I’m planning to do the proposed idea: “Plain-text formats for Apertium data”.

Work that I have already done[edit]

I’ve used and installed Apertium so I could get used to how it works. Also, I’ve been connected to the IRC and I’ve subscribed to the emailing list to get to know the mentors and the community better. I’ve also read the papers from InterNostrum [1] and MorphTrans [2] as well as learning to use XSLT and making some little examples to get to know it.

During this process I’ve had some doubts about how the system worked and I contacted with the mentor Mikel Forcada, who provided me with useful information.

Work plan[edit]

- Previous weeks: I'll use these weeks to get to know more about the project and researching the best way of augmenting the current MorphTrans and expanding it to adapt it to the other .t2x and .t3x files. I'll discuss this with the mentor as well as with the whole community since it's something general that affects the whole project.

- Week 1-3: Since this will probably be the most difficult one to make, I'll spend around 3 weeks to implement the decision we have decided as well as documenting everything. By the end of the 3rd week I may have the first approximation of the compiler which allows to convert the .mt1, .mt2 and .mt3 Morphtrans' style files into XML.

- Week 3-4: Finishing the previous task and beginning the compiler that will do the contrary: take the XML and generate the Morphtrans' style input using XSLT.

- Deliverable #1: The XML to MorphTrans compiler and a beta version of the contrary one.

- Week 5: I would finish the MorphTrans to XML and finish the documentation.

- Week 6: Reading and discussing once again an optimal way to specify the alphabet for InterNostrum and, by the end of the week, start working on the that will convert the .dix files into interNostrum's style format.

- Week 7-8: Finishing that part and starting to do the contrary; converting the interNostrum's style format into .dix.

- Deliverable #2: The completed first compiler (from .dix into interNostrum's style format) and a "working beta" of the other one.

- Week 9-10: Work on correcting the errors of the "beta" compiler and finishing it by the end of the second week.

- Week 11-12: Finishing the documentation, final testing, etc.

- Extra tasks:

In case I'm able to finish the project sooner than expected I would be glad to start working with these other trasks:

- Migrating the project from SVN to git. Git is a really powerful tool that will allow the community to have a better organized project, dealing much faster and easier with the possible conflicts and having different branches of development. I would also provide the neccesary documentation for different people (beginners, average and advance) depending on their current knowledge of programming/svn/git, so the change would be smoother.

- During the development I would be in touch with a lot of the current code. I could comment it and update the documentation of it if I see any difference.

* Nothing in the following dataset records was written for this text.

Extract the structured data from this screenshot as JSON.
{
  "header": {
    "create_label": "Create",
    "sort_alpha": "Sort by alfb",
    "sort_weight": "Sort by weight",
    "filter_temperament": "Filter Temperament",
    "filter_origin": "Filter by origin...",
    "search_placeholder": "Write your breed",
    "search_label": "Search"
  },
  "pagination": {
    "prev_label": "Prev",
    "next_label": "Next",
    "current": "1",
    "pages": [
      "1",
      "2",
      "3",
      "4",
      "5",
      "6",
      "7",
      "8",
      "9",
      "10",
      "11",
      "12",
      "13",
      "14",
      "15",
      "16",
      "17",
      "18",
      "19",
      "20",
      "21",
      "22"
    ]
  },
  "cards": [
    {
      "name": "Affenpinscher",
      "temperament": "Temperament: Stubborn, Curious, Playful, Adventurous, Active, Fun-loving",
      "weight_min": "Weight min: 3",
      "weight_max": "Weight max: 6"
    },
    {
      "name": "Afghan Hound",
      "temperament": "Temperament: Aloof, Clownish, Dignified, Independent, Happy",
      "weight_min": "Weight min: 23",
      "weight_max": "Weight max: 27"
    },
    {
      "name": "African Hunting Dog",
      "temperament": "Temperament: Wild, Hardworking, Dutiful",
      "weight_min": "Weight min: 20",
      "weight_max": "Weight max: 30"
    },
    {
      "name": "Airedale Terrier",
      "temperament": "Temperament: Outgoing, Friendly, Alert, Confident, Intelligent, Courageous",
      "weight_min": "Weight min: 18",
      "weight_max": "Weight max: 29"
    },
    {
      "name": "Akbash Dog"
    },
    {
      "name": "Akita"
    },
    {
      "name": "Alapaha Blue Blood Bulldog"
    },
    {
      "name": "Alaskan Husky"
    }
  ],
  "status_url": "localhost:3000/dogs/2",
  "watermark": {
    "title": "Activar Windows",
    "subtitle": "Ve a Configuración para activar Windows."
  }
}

- I could extend/update the Spanish-Galician language-pair which the lastest update was the 10th of October of 2012 or the Galician-English one.

Skills and qualifications[edit]

I’m in the 4th year of computing engineering. I’m comfortable programming in C, Java and Python as well as using Bison and Flex. I’ve also done some things in Pascal, Fortran, Ocaml, Matlab and Coq. I’ve studied a Natural Language subject this year and I've developed with some friends a software that, given a simple question, looks it up on Google, evaluates the web results, and obtains the (more or less) correct answer(s) [3]. We've talked about continuing developing the idea in a future to obtain better results.

I've also worked with compilers and I've programmed some things using flex/bison that can be found here [4] and here [5].

Non-Summer-of-Code plans[edit]

Google Summer of Code would be my main plan for the whole summer. I finish the university's exams the 7th of June, so I might loose some time the first week to get to know the mentor, read the documentation etc. However, I'll be able to dedicate around 30 to 40 hours that week to the project.